Aurobindo Pharma Ltd.: Aurobindo Pharma is devising a plan to expand into EU countries such as Poland and the Czech Republic as part of its broader efforts to consolidate business over the next 3-4 years. The Hyderabad-based firm is working on plans to launch cancer treatment and injectable products in the European Union. The acquisition of Generis Farmaceutica SA has already catapulted the company into a big league in the Portuguese generic market in terms of value and volume. It has also completed the acquisition of Orocal brand to leverage its position as a key player in the French drug market.

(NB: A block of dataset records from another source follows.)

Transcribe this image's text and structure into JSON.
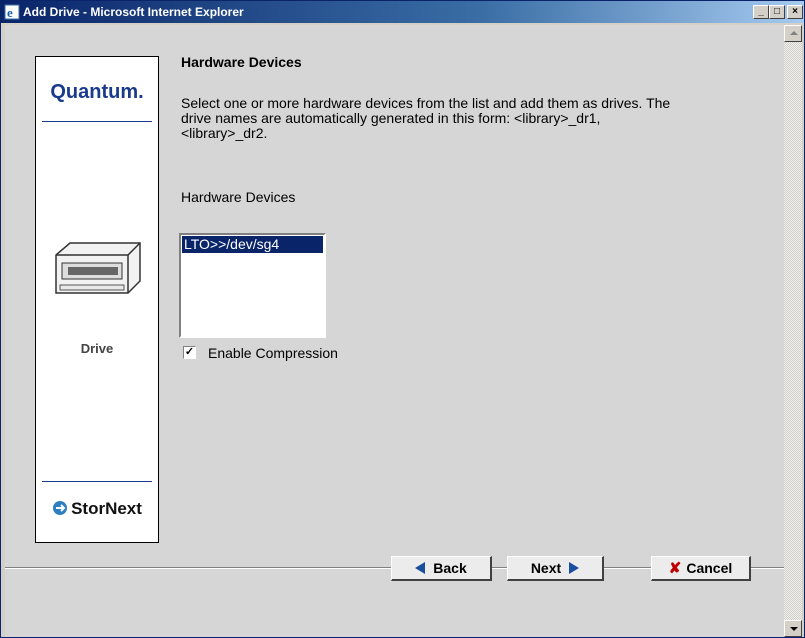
{
  "window": {
    "title": "Add Drive - Microsoft Internet Explorer",
    "controls": {
      "minimize": "_",
      "maximize": "□",
      "close": "×"
    }
  },
  "sidebar": {
    "brand": "Quantum.",
    "device_label": "Drive",
    "product": "StorNext",
    "accent_color": "#1a3b8c"
  },
  "main": {
    "heading": "Hardware Devices",
    "description": "Select one or more hardware devices from the list and add them as drives. The drive names are automatically generated in this form: <library>_dr1, <library>_dr2.",
    "list_label": "Hardware Devices",
    "devices": [
      "LTO>>/dev/sg4"
    ],
    "selected_device": "LTO>>/dev/sg4",
    "compression": {
      "label": "Enable Compression",
      "checked": true
    }
  },
  "buttons": {
    "back": "Back",
    "next": "Next",
    "cancel": "Cancel"
  }
}
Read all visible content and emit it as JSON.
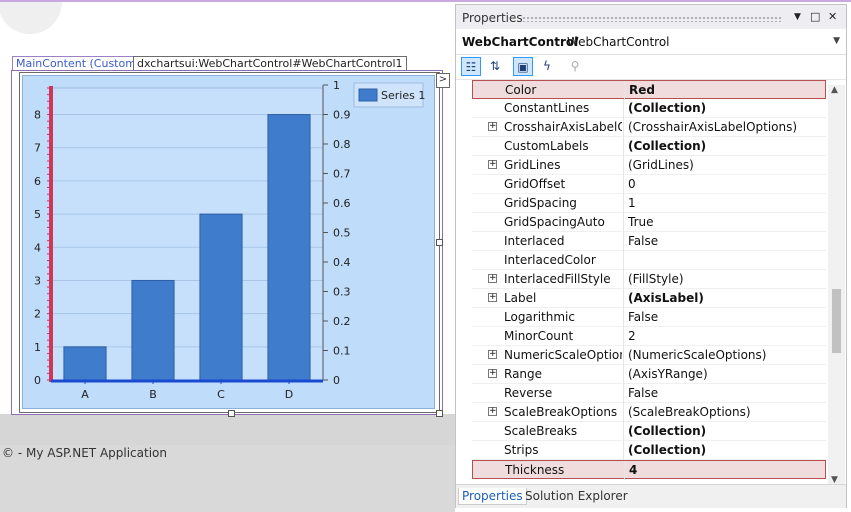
{
  "designer": {
    "tag_main": "MainContent (Custom)",
    "tag_control": "dxchartsui:WebChartControl#WebChartControl1",
    "footer_text": "© - My ASP.NET Application",
    "expand_glyph": ">"
  },
  "chart_data": {
    "type": "bar",
    "categories": [
      "A",
      "B",
      "C",
      "D"
    ],
    "series": [
      {
        "name": "Series 1",
        "values": [
          1,
          3,
          5,
          8
        ]
      }
    ],
    "y_ticks": [
      "0",
      "1",
      "2",
      "3",
      "4",
      "5",
      "6",
      "7",
      "8"
    ],
    "y2_ticks": [
      "0",
      "0.1",
      "0.2",
      "0.3",
      "0.4",
      "0.5",
      "0.6",
      "0.7",
      "0.8",
      "0.9",
      "1"
    ],
    "ylim": [
      0,
      8.8
    ],
    "y2lim": [
      0,
      1
    ],
    "legend_position": "top-right",
    "colors": {
      "bar": "#3f7ccc",
      "bar_edge": "#2f5fa8",
      "axis_y": "#d2355a",
      "axis_x": "#1a4ad0",
      "background": "#bfdcfa",
      "gridline": "#a8c5e6"
    }
  },
  "properties": {
    "title": "Properties",
    "selected_object": "WebChartControl",
    "selected_type": "WebChartControl",
    "tabs": [
      "Properties",
      "Solution Explorer"
    ],
    "toolbar_icons": [
      "categorized-icon",
      "alphabetical-icon",
      "properties-icon",
      "events-icon",
      "property-pages-icon"
    ],
    "rows": [
      {
        "name": "Color",
        "value": "Red",
        "bold": true,
        "expandable": false,
        "selected": true
      },
      {
        "name": "ConstantLines",
        "value": "(Collection)",
        "bold": true,
        "expandable": false,
        "selected": false
      },
      {
        "name": "CrosshairAxisLabelOpt",
        "value": "(CrosshairAxisLabelOptions)",
        "bold": false,
        "expandable": true,
        "selected": false
      },
      {
        "name": "CustomLabels",
        "value": "(Collection)",
        "bold": true,
        "expandable": false,
        "selected": false
      },
      {
        "name": "GridLines",
        "value": "(GridLines)",
        "bold": false,
        "expandable": true,
        "selected": false
      },
      {
        "name": "GridOffset",
        "value": "0",
        "bold": false,
        "expandable": false,
        "selected": false
      },
      {
        "name": "GridSpacing",
        "value": "1",
        "bold": false,
        "expandable": false,
        "selected": false
      },
      {
        "name": "GridSpacingAuto",
        "value": "True",
        "bold": false,
        "expandable": false,
        "selected": false
      },
      {
        "name": "Interlaced",
        "value": "False",
        "bold": false,
        "expandable": false,
        "selected": false
      },
      {
        "name": "InterlacedColor",
        "value": "",
        "bold": false,
        "expandable": false,
        "selected": false
      },
      {
        "name": "InterlacedFillStyle",
        "value": "(FillStyle)",
        "bold": false,
        "expandable": true,
        "selected": false
      },
      {
        "name": "Label",
        "value": "(AxisLabel)",
        "bold": true,
        "expandable": true,
        "selected": false
      },
      {
        "name": "Logarithmic",
        "value": "False",
        "bold": false,
        "expandable": false,
        "selected": false
      },
      {
        "name": "MinorCount",
        "value": "2",
        "bold": false,
        "expandable": false,
        "selected": false
      },
      {
        "name": "NumericScaleOptions",
        "value": "(NumericScaleOptions)",
        "bold": false,
        "expandable": true,
        "selected": false
      },
      {
        "name": "Range",
        "value": "(AxisYRange)",
        "bold": false,
        "expandable": true,
        "selected": false
      },
      {
        "name": "Reverse",
        "value": "False",
        "bold": false,
        "expandable": false,
        "selected": false
      },
      {
        "name": "ScaleBreakOptions",
        "value": "(ScaleBreakOptions)",
        "bold": false,
        "expandable": true,
        "selected": false
      },
      {
        "name": "ScaleBreaks",
        "value": "(Collection)",
        "bold": true,
        "expandable": false,
        "selected": false
      },
      {
        "name": "Strips",
        "value": "(Collection)",
        "bold": true,
        "expandable": false,
        "selected": false
      },
      {
        "name": "Thickness",
        "value": "4",
        "bold": true,
        "expandable": false,
        "selected": true
      }
    ]
  }
}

Alembic Pharma Ltd.: Drug firm Alembic Pharmaceuticals Ltd has recently entered into oncology segment by inaugurating an Rs 300 crore anti-cancer drug facility at Halol in Gujarat. With this facility, the Alembic Pharma will commence exporting oncology products to US, Middle East, North Africa, Australia and South Africa. Alembic has recently invested in an ultra- modern R&D centre at Hyderabad. It is one of the leading players in the industry to have invested about 11 per cent of its turnover in R&D. Lately, Indian drug companies are facing strong headwinds due to prompt regulatory action of United States Food and Drug Administration (USFDA), likely imposition of Border Adjustment Tax (BAT) and delay in new drug approvals.

Probably, it is the best time for Indian pharma companies to explore opportunities and business in the European market.